Additional Feedback: The approach and the solution to the problem are very well handled. However, it also suffers from multiple drawbacks. Below are the detailed comments: (1) The studied problem is not novel and the proposed technicals are somehow related to the existing works on matrix completion based crowdsourcing. (2) The notations are messy. Many are used on-the-fly without a clear definition. For example, in line 126~127, the authors introduce "W workers" and "M classes". Are they equivalent to "n" and "m" in Def. 1? If yes, the authors may want to clarify it and ensure the consistency through the paper. (3) According to Eq. 2, it is clear that D&S model does not consider the different capability/reliability of workers across different tasks, which could be critical in real applications. The authors may want to provide insightful discussion and empirical studies to show whether the M-MSR can handle the capability/reliability of workers and how in real scenarios. (4) The authors may want to conduct comparison experiments between the proposed one and two-coin model. It is interesting to know whether the proposed method can beat two coin model and to what extend. (5) Some related works are missing, e.g., Houping Xiao, Jing Gao, Zhaoran Wang, Shiyu Wang, Lu Su, Han Liu. A Truth Discovery Approach with Theoretical Guarantee. KDD'16 Jing Gao, Qi Li, Bo Zhao, Wei Fan, Jiawei Han: Mining Reliable Information from Passively and Actively Crowdsourced Data.
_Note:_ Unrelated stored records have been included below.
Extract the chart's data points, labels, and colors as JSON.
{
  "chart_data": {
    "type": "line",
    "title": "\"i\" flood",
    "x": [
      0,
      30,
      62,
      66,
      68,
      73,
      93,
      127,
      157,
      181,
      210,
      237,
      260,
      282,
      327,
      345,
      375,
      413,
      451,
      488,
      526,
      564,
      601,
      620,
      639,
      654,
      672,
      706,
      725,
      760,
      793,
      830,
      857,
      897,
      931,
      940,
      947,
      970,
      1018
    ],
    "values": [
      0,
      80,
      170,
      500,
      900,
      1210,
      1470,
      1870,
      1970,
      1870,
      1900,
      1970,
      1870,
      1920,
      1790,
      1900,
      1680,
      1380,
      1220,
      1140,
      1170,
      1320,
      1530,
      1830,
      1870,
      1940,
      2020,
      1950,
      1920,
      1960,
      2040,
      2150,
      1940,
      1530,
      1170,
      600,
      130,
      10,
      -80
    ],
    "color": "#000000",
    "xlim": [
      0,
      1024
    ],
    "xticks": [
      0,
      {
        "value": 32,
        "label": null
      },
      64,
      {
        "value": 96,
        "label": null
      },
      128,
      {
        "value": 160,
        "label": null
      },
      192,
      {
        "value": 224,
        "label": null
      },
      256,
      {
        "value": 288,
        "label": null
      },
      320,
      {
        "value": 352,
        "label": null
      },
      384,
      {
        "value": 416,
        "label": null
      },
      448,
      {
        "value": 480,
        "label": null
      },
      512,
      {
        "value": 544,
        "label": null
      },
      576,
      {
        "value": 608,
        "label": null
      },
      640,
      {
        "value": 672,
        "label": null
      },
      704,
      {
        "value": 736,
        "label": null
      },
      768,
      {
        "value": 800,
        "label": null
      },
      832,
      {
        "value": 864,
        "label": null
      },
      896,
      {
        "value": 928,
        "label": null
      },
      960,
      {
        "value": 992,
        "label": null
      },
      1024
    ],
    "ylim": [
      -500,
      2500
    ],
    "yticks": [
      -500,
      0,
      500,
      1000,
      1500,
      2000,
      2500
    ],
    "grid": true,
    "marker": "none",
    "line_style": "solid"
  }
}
KDD 2016: 2121-2122 Houping Xiao, Jing Gao, Qi Li, Fenglong Ma, Lu Su, Yunlong Feng, Aidong Zhang: Towards Confidence Interval Estimation in Truth Discovery. IEEE Trans. Knowl. Data Eng. 31(3): 575-588 (2019) ########################################################## Thank you for the feedback. Some of my concerns have been addressed, and I've adjusted my score accordingly. I've also included additional references.